The college’s Common Ground Teachers Institute is a two-week professional development program delivering seminars, readings by professional authors and workshops to Houston teachers. Led by faculty from UH and other institutions, Common Ground offers teachers new ideas to take back to their classrooms. It also provides an opportunity to refresh their perspectives on teaching and literature. This year’s institute celebrates its 25th year. Seminars run through July 11.
“The hallmark of Common Ground is respect for teachers and teaching,” said William Monroe, dean of the Honors College. “All the participants love literature – that's a given – and we respect each other's work, whatever the grade level.”

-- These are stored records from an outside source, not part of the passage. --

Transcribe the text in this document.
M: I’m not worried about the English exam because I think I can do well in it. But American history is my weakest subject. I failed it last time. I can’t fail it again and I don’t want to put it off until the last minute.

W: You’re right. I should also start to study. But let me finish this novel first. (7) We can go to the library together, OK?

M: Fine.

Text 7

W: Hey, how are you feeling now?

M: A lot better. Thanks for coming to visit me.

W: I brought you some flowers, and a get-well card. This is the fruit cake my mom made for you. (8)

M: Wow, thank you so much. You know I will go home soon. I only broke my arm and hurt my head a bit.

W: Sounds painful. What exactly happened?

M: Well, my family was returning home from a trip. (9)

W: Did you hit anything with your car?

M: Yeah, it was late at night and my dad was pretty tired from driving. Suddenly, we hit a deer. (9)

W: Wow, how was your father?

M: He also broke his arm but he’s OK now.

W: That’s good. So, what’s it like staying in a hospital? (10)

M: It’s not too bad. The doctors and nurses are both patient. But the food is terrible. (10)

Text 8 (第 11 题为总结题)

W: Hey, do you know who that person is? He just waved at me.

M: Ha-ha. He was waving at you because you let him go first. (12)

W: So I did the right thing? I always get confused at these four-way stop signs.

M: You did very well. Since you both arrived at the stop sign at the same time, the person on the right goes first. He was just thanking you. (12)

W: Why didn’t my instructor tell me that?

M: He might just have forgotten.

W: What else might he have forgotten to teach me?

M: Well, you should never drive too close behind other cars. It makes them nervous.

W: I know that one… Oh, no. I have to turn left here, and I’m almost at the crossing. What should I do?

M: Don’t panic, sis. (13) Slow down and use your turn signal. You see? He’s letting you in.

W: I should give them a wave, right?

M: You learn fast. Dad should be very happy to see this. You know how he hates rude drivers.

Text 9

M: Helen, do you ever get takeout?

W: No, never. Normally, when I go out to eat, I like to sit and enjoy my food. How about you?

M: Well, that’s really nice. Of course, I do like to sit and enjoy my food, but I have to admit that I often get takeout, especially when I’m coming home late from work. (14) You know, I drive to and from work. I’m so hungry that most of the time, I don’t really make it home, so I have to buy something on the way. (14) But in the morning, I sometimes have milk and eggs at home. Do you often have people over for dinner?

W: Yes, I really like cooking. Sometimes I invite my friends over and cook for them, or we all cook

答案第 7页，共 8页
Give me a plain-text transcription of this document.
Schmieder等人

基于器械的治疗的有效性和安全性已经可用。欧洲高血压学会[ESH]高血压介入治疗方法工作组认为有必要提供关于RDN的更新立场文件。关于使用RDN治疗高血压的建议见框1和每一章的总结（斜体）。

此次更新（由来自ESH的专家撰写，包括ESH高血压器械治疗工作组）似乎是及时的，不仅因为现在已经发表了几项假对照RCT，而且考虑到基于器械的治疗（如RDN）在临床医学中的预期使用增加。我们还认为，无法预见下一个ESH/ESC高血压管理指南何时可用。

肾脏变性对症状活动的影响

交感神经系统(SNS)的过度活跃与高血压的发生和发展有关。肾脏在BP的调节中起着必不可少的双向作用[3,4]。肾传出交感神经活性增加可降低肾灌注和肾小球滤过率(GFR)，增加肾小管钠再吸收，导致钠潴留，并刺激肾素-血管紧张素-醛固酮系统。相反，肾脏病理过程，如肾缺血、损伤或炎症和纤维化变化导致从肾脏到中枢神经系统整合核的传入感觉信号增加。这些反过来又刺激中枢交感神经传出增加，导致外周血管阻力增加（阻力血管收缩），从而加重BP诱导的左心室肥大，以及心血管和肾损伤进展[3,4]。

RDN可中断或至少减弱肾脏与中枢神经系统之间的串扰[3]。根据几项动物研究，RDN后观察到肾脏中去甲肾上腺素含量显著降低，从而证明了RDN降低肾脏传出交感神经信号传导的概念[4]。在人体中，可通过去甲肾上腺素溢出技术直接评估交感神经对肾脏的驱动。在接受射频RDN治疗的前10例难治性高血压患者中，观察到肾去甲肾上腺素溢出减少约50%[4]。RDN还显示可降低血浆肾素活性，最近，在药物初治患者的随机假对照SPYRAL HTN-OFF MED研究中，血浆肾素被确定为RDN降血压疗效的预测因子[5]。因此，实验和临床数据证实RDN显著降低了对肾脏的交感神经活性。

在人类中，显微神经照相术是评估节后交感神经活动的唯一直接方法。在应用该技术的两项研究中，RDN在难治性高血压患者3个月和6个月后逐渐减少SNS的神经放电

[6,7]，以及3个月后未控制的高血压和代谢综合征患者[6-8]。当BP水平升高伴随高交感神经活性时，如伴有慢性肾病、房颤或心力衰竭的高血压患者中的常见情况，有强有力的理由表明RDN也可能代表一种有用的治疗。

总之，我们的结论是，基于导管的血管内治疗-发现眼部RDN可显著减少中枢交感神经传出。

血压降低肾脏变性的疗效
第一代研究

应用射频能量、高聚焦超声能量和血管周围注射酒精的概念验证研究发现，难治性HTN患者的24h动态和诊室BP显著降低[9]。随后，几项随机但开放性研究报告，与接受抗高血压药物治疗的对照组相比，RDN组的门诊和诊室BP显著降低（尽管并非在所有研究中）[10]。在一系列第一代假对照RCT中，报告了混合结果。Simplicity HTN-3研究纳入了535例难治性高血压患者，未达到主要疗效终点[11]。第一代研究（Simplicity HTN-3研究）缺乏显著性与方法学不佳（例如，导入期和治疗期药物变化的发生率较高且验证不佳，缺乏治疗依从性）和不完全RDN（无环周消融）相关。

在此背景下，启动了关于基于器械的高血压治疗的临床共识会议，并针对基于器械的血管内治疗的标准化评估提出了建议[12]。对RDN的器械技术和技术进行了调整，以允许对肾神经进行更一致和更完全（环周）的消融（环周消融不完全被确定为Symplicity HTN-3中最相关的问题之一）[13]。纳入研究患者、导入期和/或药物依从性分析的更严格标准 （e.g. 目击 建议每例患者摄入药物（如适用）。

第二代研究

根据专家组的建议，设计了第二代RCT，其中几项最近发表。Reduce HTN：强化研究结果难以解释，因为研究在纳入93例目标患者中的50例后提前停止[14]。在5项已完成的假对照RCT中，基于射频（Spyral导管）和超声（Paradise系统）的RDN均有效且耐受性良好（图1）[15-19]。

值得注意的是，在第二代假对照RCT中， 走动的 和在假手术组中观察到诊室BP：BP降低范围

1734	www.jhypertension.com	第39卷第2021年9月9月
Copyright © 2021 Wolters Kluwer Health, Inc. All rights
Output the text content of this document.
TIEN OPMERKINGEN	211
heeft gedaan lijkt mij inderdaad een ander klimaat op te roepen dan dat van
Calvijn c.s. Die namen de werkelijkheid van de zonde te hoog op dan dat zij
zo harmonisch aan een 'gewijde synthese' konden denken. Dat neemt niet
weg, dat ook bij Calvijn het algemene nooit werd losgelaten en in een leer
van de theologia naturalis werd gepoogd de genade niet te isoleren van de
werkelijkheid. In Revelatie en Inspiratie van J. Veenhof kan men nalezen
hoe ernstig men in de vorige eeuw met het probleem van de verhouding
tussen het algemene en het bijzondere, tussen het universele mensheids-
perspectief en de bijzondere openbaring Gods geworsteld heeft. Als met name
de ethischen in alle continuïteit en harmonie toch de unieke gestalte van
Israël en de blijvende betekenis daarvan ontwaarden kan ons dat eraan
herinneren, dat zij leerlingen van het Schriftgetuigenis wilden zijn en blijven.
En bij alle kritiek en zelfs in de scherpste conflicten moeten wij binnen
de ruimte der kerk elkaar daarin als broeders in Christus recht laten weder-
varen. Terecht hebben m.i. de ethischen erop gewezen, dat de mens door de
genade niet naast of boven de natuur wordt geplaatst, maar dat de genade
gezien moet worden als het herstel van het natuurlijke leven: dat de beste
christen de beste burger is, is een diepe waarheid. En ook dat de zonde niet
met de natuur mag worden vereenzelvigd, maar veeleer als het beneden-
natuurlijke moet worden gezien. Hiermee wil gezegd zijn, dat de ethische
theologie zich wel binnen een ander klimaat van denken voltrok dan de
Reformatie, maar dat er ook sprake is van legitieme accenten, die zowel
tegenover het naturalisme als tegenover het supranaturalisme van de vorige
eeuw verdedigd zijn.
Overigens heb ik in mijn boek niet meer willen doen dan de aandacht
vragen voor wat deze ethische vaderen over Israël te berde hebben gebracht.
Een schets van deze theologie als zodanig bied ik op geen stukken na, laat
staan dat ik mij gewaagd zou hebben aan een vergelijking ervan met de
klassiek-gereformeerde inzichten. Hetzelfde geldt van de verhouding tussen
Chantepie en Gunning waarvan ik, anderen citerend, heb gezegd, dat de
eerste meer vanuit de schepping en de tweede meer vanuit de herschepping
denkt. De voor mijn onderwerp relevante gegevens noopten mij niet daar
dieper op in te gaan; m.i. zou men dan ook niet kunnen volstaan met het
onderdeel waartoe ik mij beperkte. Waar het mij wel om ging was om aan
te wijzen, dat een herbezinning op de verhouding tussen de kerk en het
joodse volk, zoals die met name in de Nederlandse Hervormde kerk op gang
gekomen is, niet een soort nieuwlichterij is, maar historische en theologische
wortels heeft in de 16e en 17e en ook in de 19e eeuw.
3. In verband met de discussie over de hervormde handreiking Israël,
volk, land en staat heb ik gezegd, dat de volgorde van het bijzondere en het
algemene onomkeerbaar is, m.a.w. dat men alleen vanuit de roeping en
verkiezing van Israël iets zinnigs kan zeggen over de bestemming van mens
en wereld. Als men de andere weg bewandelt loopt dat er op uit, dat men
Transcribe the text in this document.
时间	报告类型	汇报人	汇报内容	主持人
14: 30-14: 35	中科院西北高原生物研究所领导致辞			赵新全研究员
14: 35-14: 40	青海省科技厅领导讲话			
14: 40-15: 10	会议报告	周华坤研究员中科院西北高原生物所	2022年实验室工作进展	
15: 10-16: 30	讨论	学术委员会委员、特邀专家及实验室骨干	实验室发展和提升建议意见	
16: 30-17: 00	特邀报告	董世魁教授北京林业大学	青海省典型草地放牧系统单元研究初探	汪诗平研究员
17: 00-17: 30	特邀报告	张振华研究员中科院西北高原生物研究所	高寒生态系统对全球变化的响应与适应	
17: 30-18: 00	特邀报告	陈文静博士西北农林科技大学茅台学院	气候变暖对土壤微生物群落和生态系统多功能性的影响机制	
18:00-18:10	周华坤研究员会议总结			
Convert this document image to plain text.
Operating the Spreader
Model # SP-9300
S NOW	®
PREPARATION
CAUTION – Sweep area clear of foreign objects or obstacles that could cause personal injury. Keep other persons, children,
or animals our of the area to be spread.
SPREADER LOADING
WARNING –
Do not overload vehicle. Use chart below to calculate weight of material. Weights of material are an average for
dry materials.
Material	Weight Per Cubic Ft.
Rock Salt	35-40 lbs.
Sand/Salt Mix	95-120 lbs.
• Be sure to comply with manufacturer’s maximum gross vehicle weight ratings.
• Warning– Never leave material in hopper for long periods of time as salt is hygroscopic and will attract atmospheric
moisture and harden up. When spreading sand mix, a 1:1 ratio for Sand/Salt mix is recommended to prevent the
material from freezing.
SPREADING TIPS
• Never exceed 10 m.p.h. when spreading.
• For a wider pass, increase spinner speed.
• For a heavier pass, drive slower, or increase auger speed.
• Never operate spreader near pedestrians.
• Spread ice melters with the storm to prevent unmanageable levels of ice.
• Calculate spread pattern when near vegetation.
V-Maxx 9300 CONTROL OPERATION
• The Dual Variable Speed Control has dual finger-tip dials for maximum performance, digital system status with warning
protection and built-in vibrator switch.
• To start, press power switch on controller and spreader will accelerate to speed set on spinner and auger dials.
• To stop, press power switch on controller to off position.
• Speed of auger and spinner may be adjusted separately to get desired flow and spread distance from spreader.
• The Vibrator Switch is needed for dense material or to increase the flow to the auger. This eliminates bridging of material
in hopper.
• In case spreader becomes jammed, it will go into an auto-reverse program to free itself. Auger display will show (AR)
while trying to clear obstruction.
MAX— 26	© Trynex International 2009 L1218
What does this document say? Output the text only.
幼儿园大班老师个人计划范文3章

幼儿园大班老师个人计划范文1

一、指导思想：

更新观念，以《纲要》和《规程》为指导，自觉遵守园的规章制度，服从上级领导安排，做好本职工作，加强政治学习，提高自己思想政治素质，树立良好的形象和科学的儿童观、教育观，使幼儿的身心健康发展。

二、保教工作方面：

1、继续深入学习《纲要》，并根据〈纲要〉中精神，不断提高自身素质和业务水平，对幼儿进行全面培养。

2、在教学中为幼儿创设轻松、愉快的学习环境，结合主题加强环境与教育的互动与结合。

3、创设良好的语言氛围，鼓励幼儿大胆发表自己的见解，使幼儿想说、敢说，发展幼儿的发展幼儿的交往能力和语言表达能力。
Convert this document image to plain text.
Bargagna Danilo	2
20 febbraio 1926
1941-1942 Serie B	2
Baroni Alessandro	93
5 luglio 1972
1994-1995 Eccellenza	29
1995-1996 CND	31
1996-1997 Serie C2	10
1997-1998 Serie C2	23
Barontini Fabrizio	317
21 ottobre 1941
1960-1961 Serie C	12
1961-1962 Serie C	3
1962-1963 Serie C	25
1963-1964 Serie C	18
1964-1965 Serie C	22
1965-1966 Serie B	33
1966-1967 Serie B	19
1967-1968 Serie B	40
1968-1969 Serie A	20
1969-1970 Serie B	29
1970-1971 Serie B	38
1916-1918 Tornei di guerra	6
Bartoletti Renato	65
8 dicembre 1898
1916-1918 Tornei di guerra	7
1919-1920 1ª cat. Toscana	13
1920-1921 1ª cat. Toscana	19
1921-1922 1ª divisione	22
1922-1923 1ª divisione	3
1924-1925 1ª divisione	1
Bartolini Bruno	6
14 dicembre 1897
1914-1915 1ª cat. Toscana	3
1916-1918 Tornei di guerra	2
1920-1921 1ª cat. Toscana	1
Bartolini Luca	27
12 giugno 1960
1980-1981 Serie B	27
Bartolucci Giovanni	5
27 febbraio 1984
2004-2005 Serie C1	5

2014 Common Ground topics and instructors include:
- “Adolescence and Alienation: Can Books Heal the Wounds?” – William Monroe, professor of English at UH and dean of the Honors College
- “The Public School Experience” – Merilee Cunningham, associate professor of English at UH-Downtown
- “Bending and Blending the Rules: A Workshop on Multigenre Writing” – Sara Cooper, Writers in the Schools
- “Self and Other: The Stories that Bind Us” – Robin Davidson, associate professor of English at UH-Downtown
- “Money: The Root of Evil?” – Romanus Muoneke, associate professor of English at the University of St. Thomas
Authors sharing works during the institute include founding Honors College dean Ted Estess, Dr. Sybil Estess, Robert Liddell, Robert Cremins, Sara Cooper, Robin Davidson, and Peter Hyland.
Each year, teachers apply to this popular program. Selected educators attend Common Ground at no cost and receive a book stipend thanks to underwriting from the McGovern Foundation. To learn more about the Common Ground Teachers Institute, visit the program’s website.
“Student success doesn't depend on formulas. It depends on the development of a community led by a dedicated teacher,” Monroe said. “This is our 25th year of Common Ground. We keep doing the institute because good teachers deserve to have intellectual excitement in their lives.”